Amerikanische Umtriebe: Das FBI und die Studentenunruhen an der Universität Berkeley (2)

junge Welt, 02.10.2002,

junge Welt

Die Studentenproteste der 60er hatten im kalifornischen Berkeley mit Demonstrationen gegen die Kommunistenhatz der 50er begonnen. Nach den Auseinandersetzungen um die Meinungsfreiheit auf dem Campus ab 1964 organisierte das Vietnam Day Committee (VDC) von der Universität aus große Demonstrationen gegen den Krieg in Vietnam. Von Anfang an dabei war auch das FBI, das die Studierenden bei ihren Sit-ins und Joan-Baez-Konzerten beobachtete.

Mit dem gesammelten, vertraulichen Material machte das FBI Politik und gab es an Unbefugte weiter. So versorgte es etwa den Pulitzer-Preisträger und Journalisten beim San Francisco Examiner, Ed Montgomery, mit Material.
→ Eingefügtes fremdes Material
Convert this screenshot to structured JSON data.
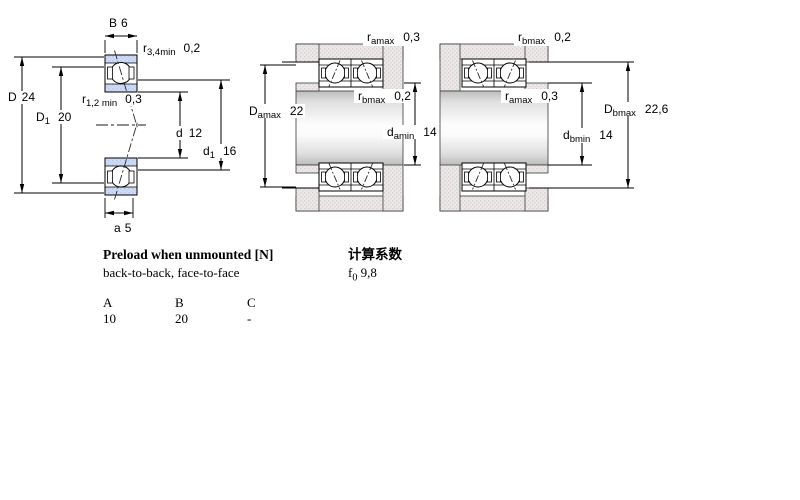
{
  "figures": {
    "bearing": {
      "name": "angular contact bearing cross-section",
      "dims": {
        "B": {
          "sym": "B",
          "val": "6"
        },
        "r34": {
          "sym": "r",
          "sub": "3,4min",
          "val": "0,2"
        },
        "D": {
          "sym": "D",
          "val": "24"
        },
        "D1": {
          "sym": "D",
          "sub": "1",
          "val": "20"
        },
        "r12": {
          "sym": "r",
          "sub": "1,2 min",
          "val": "0,3"
        },
        "d": {
          "sym": "d",
          "val": "12"
        },
        "d1": {
          "sym": "d",
          "sub": "1",
          "val": "16"
        },
        "a": {
          "sym": "a",
          "val": "5"
        }
      }
    },
    "arrangement_a": {
      "name": "mounted pair - abutment dimensions a",
      "dims": {
        "ra": {
          "sym": "r",
          "sub": "amax",
          "val": "0,3"
        },
        "Da": {
          "sym": "D",
          "sub": "amax",
          "val": "22"
        },
        "rb": {
          "sym": "r",
          "sub": "bmax",
          "val": "0,2"
        },
        "da": {
          "sym": "d",
          "sub": "amin",
          "val": "14"
        }
      }
    },
    "arrangement_b": {
      "name": "mounted pair - abutment dimensions b",
      "dims": {
        "rb": {
          "sym": "r",
          "sub": "bmax",
          "val": "0,2"
        },
        "ra": {
          "sym": "r",
          "sub": "amax",
          "val": "0,3"
        },
        "Db": {
          "sym": "D",
          "sub": "bmax",
          "val": "22,6"
        },
        "db": {
          "sym": "d",
          "sub": "bmin",
          "val": "14"
        }
      }
    }
  },
  "preload": {
    "title": "Preload when unmounted [N]",
    "subtitle": "back-to-back, face-to-face",
    "columns": [
      "A",
      "B",
      "C"
    ],
    "values": [
      "10",
      "20",
      "-"
    ]
  },
  "calculation": {
    "title": "计算系数",
    "factor": {
      "sym": "f",
      "sub": "0",
      "val": "9,8"
    }
  },
  "colors": {
    "ring_blue": "#cfdaf3",
    "housing_gray": "#ebe8e8",
    "line": "#000000"
  }
}
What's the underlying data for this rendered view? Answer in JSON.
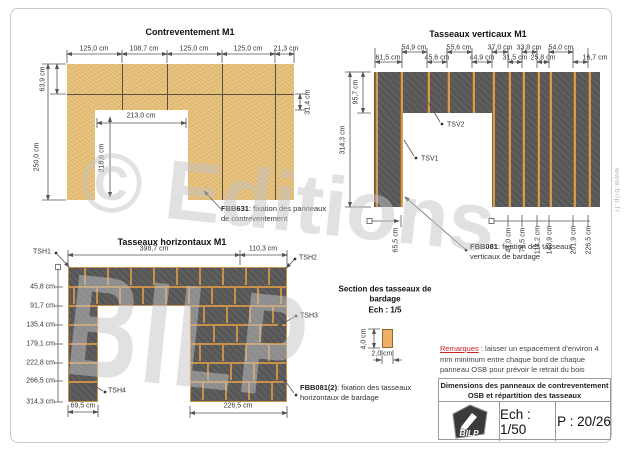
{
  "watermark": {
    "line1": "© Editions",
    "line2": "BILP"
  },
  "site": "www.bilp.fr",
  "contreventement": {
    "title": "Contreventement M1",
    "top_dims": [
      "125,0 cm",
      "108,7 cm",
      "125,0 cm",
      "125,0 cm",
      "21,3 cm"
    ],
    "left_dim_top": "63,9 cm",
    "left_dim_total": "250,0 cm",
    "right_dim": "31,4 cm",
    "door_width": "213,0 cm",
    "door_height": "218,6 cm",
    "note_code": "FBB631",
    "note_text": ": fixation des panneaux",
    "note_text2": "de contreventement"
  },
  "verticaux": {
    "title": "Tasseaux verticaux M1",
    "top_dims_row1": [
      "54,9 cm",
      "55,6 cm",
      "37,0 cm",
      "33,8 cm",
      "54,0 cm"
    ],
    "top_dims_row2": [
      "61,5 cm",
      "45,6 cm",
      "44,9 cm",
      "31,5 cm",
      "25,8 cm",
      "16,7 cm"
    ],
    "left_dim_top": "95,7 cm",
    "left_dim_total": "314,3 cm",
    "bottom_left_dim": "65,5 cm",
    "bottom_dims": [
      "41,0 cm",
      "76,5 cm",
      "114,2 cm",
      "143,9 cm",
      "201,9 cm",
      "226,5 cm"
    ],
    "tsv1": "TSV1",
    "tsv2": "TSV2",
    "note_code": "FBB081",
    "note_text": ": fixation des tasseaux",
    "note_text2": "verticaux de bardage"
  },
  "horizontaux": {
    "title": "Tasseaux horizontaux M1",
    "top_dims": [
      "398,7 cm",
      "110,3 cm"
    ],
    "left_dims": [
      "45,8 cm",
      "91,7 cm",
      "135,4 cm",
      "179,1 cm",
      "222,8 cm",
      "266,5 cm",
      "314,3 cm"
    ],
    "bottom_dims": [
      "69,5 cm",
      "226,5 cm"
    ],
    "tsh1": "TSH1",
    "tsh2": "TSH2",
    "tsh3": "TSH3",
    "tsh4": "TSH4",
    "note_code": "FBB081(2)",
    "note_text": ": fixation des tasseaux",
    "note_text2": "horizontaux de bardage"
  },
  "section": {
    "title_line1": "Section des tasseaux de",
    "title_line2": "bardage",
    "title_line3": "Ech : 1/5",
    "height_dim": "4,0 cm",
    "width_dim": "2,0 cm"
  },
  "remarques": {
    "label": "Remarques",
    "sep": " : ",
    "text": "laisser un espacement d'environ 4 mm minimum entre chaque bord de chaque panneau OSB pour prévoir le retrait du bois"
  },
  "titleblock": {
    "title_line1": "Dimensions des panneaux de contreventement",
    "title_line2": "OSB et répartition des tasseaux",
    "logo": "BILP",
    "scale": "Ech : 1/50",
    "page": "P : 20/26"
  },
  "colors": {
    "osb": "#e8c17b",
    "panel_dark": "#5e5e5e",
    "tasseau_orange": "#d89a4f",
    "remark_red": "#cc2222",
    "dim_line": "#555555"
  }
}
Montgomery schrieb die FBI-Dossiers zu einer Serie um, damit die Leser im November 1964 erfahren konnten, daß die studentische Free Speech Movement an der Universität Berkeley eine »marxistisch dominierte« Verschwörung sei.
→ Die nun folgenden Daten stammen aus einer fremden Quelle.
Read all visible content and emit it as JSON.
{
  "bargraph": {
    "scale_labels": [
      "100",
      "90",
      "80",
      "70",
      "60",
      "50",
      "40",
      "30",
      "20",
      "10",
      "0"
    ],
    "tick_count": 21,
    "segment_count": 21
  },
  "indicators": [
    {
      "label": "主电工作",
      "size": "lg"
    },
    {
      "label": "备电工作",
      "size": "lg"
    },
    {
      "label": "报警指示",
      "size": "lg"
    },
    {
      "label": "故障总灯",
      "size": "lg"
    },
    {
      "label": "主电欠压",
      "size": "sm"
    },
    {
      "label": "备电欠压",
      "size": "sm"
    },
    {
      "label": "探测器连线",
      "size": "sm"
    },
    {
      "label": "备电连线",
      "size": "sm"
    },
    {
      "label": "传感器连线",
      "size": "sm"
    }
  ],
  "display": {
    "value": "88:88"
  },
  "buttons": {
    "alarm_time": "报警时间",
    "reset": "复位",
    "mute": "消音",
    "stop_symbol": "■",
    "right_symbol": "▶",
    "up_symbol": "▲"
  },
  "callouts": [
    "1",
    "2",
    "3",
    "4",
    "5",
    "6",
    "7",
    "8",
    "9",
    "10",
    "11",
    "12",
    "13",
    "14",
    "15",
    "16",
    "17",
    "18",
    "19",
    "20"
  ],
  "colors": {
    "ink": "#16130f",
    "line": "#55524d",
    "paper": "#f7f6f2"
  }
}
Was war geschehen, daß die von McCarthy verfolgten Kommunisten an der Universität Berkeley angeblich Fuß fassen konnten? Als die Studierenden im Herbst 1964 aus den Sommerferien kamen, mußten sie feststellen, daß politische Aktivitäten auf dem Campus untersagt waren. Am 1. Oktober 1964 verhaftete die Polizei einen Studenten, der Spenden für eine Bürgerrechtsgruppe sammelte. Jetzt begann der Protest mit einem spontanen Sit-in und »Let him go – Laßt ihn gehen«-Rufen. Das FBI war vor Ort, die Agenten machten Fotos und notierten Namen. Universitätspräsident Clark Kerr fürchtete einen Gewaltausbruch und hob nach Verhandlungen das Verbot politischer Betätigung auf. Dafür beendeten die Studierenden ihre illegalen Proteste. Doch jetzt ging es erst richtig los. Die Studierenden gründeten die Free Speech Movement (FSM), die in der nächsten Zeit die früher so friedliche Universität mit Sit-ins und Streik erschüttern sollte. Die Zeiten, wo Studierende vor allem für ihre Karriere arbeiteten, waren vorbei, die wilden 60er hatten begonnen.
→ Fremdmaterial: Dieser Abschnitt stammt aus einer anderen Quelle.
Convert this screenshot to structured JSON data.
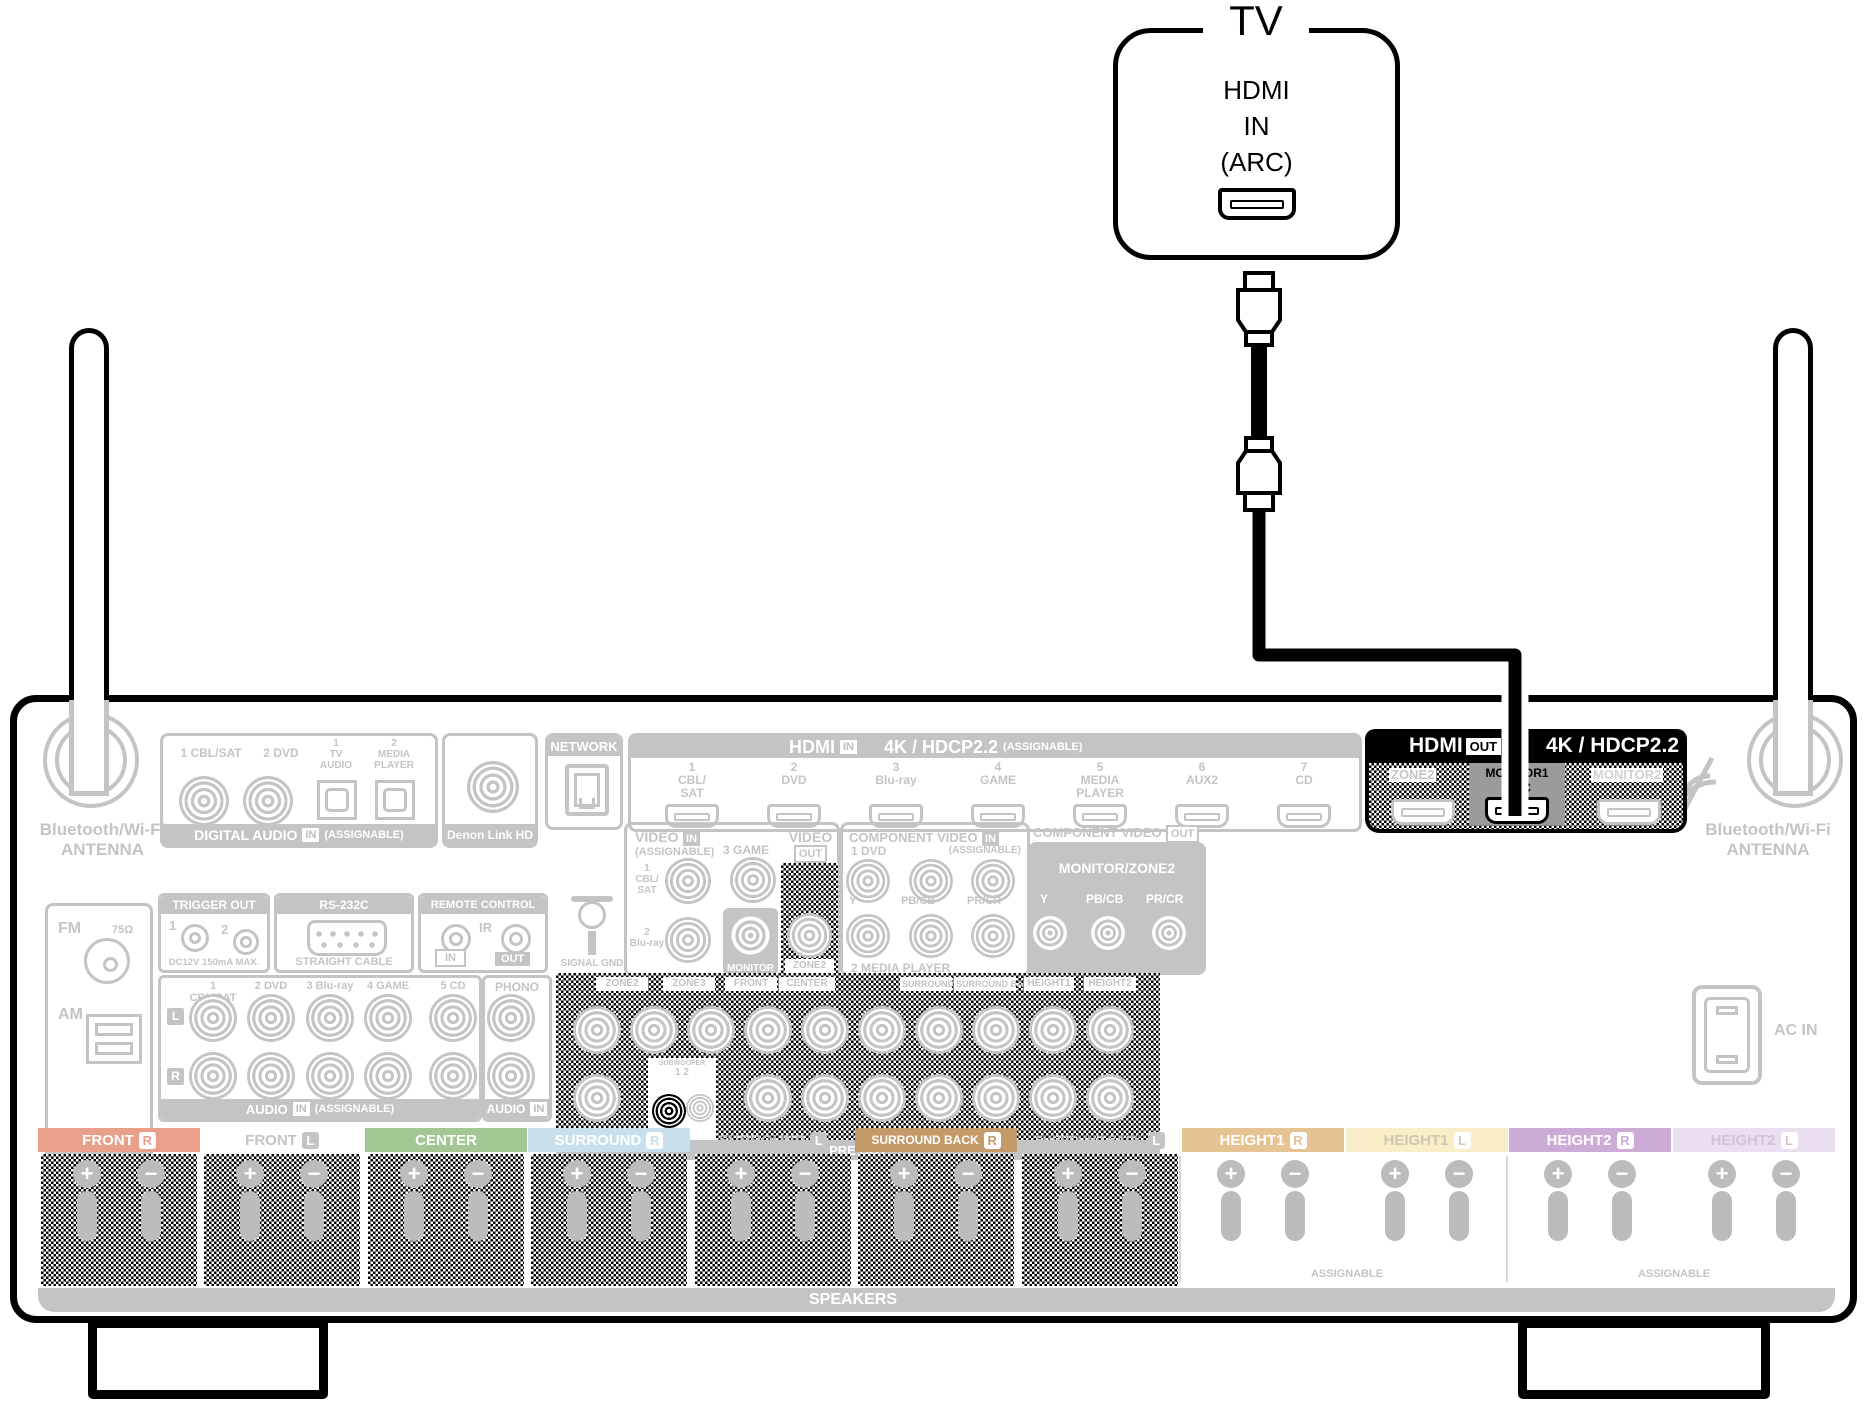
{
  "tv": {
    "title": "TV",
    "line1": "HDMI",
    "line2": "IN",
    "line3": "(ARC)"
  },
  "antenna_left": {
    "label": "Bluetooth/Wi-Fi\nANTENNA"
  },
  "antenna_right": {
    "label": "Bluetooth/Wi-Fi\nANTENNA"
  },
  "digital_audio": {
    "coax1": "1 CBL/SAT",
    "coax2": "2 DVD",
    "opt1": "1\nTV\nAUDIO",
    "opt2": "2\nMEDIA\nPLAYER",
    "coaxial": "COAXIAL",
    "optical": "OPTICAL",
    "footer": "DIGITAL AUDIO",
    "in_badge": "IN",
    "assignable": "(ASSIGNABLE)"
  },
  "denon_link": {
    "footer": "Denon Link HD"
  },
  "network": {
    "header": "NETWORK"
  },
  "hdmi_in": {
    "title": "HDMI",
    "in_badge": "IN",
    "spec": "4K / HDCP2.2",
    "assignable": "(ASSIGNABLE)",
    "ports": [
      {
        "label": "1\nCBL/\nSAT"
      },
      {
        "label": "2\nDVD"
      },
      {
        "label": "3\nBlu-ray"
      },
      {
        "label": "4\nGAME"
      },
      {
        "label": "5\nMEDIA\nPLAYER"
      },
      {
        "label": "6\nAUX2"
      },
      {
        "label": "7\nCD"
      }
    ]
  },
  "hdmi_out": {
    "title": "HDMI",
    "out_badge": "OUT",
    "spec": "4K / HDCP2.2",
    "zone2": "ZONE2",
    "monitor1": "MONITOR1",
    "arc": "ARC",
    "monitor2": "MONITOR2"
  },
  "video": {
    "in_title": "VIDEO",
    "in_badge": "IN",
    "assignable": "(ASSIGNABLE)",
    "cbl": "1\nCBL/\nSAT",
    "game": "3 GAME",
    "bluray": "2\nBlu-ray",
    "monitor": "MONITOR",
    "out_title": "VIDEO",
    "out_badge": "OUT",
    "zone2": "ZONE2"
  },
  "component_in": {
    "title": "COMPONENT VIDEO",
    "in_badge": "IN",
    "assignable": "(ASSIGNABLE)",
    "dvd": "1 DVD",
    "media": "2 MEDIA PLAYER",
    "y": "Y",
    "pb": "PB/CB",
    "pr": "PR/CR"
  },
  "component_out": {
    "title": "COMPONENT VIDEO",
    "out_badge": "OUT",
    "monitor": "MONITOR/ZONE2",
    "y": "Y",
    "pb": "PB/CB",
    "pr": "PR/CR"
  },
  "fm_am": {
    "fm": "FM",
    "ohm": "75Ω",
    "am": "AM",
    "footer": "ANTENNA"
  },
  "trigger": {
    "header": "TRIGGER OUT",
    "n1": "1",
    "n2": "2",
    "note": "DC12V 150mA MAX."
  },
  "rs232": {
    "header": "RS-232C",
    "note": "STRAIGHT CABLE"
  },
  "remote": {
    "header": "REMOTE CONTROL",
    "ir": "IR",
    "in_badge": "IN",
    "out_badge": "OUT"
  },
  "signal_gnd": {
    "label": "SIGNAL GND"
  },
  "audio": {
    "cols": [
      {
        "label": "1 CBL/SAT"
      },
      {
        "label": "2 DVD"
      },
      {
        "label": "3 Blu-ray"
      },
      {
        "label": "4 GAME"
      },
      {
        "label": "5 CD"
      }
    ],
    "l": "L",
    "r": "R",
    "footer": "AUDIO",
    "in_badge": "IN",
    "assignable": "(ASSIGNABLE)",
    "phono": "PHONO",
    "phono_footer": "AUDIO",
    "phono_in": "IN"
  },
  "pre_out": {
    "labels": [
      {
        "text": "ZONE2"
      },
      {
        "text": "ZONE3"
      },
      {
        "text": "FRONT"
      },
      {
        "text": "CENTER"
      },
      {
        "text": "SURROUND"
      },
      {
        "text": "SURROUND BACK"
      },
      {
        "text": "HEIGHT1"
      },
      {
        "text": "HEIGHT2"
      }
    ],
    "subwoofer": "SUBWOOFER",
    "nums": "1 2",
    "footer": "PRE OUT"
  },
  "ac_in": {
    "label": "AC IN"
  },
  "speakers": {
    "plus": "+",
    "minus": "−",
    "assignable": "ASSIGNABLE",
    "footer": "SPEAKERS",
    "sections": [
      {
        "label": "FRONT",
        "ch": "R"
      },
      {
        "label": "FRONT",
        "ch": "L"
      },
      {
        "label": "CENTER",
        "ch": ""
      },
      {
        "label": "SURROUND",
        "ch": "R"
      },
      {
        "label": "SURROUND",
        "ch": "L"
      },
      {
        "label": "SURROUND BACK",
        "ch": "R"
      },
      {
        "label": "SURROUND BACK",
        "ch": "L"
      },
      {
        "label": "HEIGHT1",
        "ch": "R"
      },
      {
        "label": "HEIGHT1",
        "ch": "L"
      },
      {
        "label": "HEIGHT2",
        "ch": "R"
      },
      {
        "label": "HEIGHT2",
        "ch": "L"
      }
    ]
  },
  "colors": {
    "faded_gray": "#c4c4c4",
    "highlight": "#000000",
    "monitor1_bg": "#9b9b9b",
    "front_r": "#e9a08b",
    "center": "#a2c694",
    "surround_r": "#c8e0ec",
    "surround_back_r": "#c59a69",
    "height1_r": "#e6c393",
    "height1_l": "#f8edc6",
    "height2_r": "#ccabd6",
    "height2_l": "#eadff0"
  }
}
Am 2. Dezember 1964 kam es zu einer weiteren großen Versammlung an der Universität, und die Folk-Sängerin Joan Baez hatte mit dem Song »We shall overcome« einen umjubelten Auftritt. Um drei Uhr morgens rückte schließlich Polizei an, die rund 800 Protestierende in zwölf Stunden Arbeit aus der Universität wegtrug. Das löste noch größere Proteste aus, die über mehrere Tage anhielten. Schließlich stimmte der Verwaltungsrat am 18. Dezember der Hauptforderung der FSM nach dem Recht auf politische Betätigung auf dem Campus zu. Als Begründung wurde angegeben, daß die Regeln an der Universität den Entscheidungen des Supreme Court, des Obersten Gerichts der Vereinigten Staaten, über das Recht auf freie Meinungsäußerung folgen sollten.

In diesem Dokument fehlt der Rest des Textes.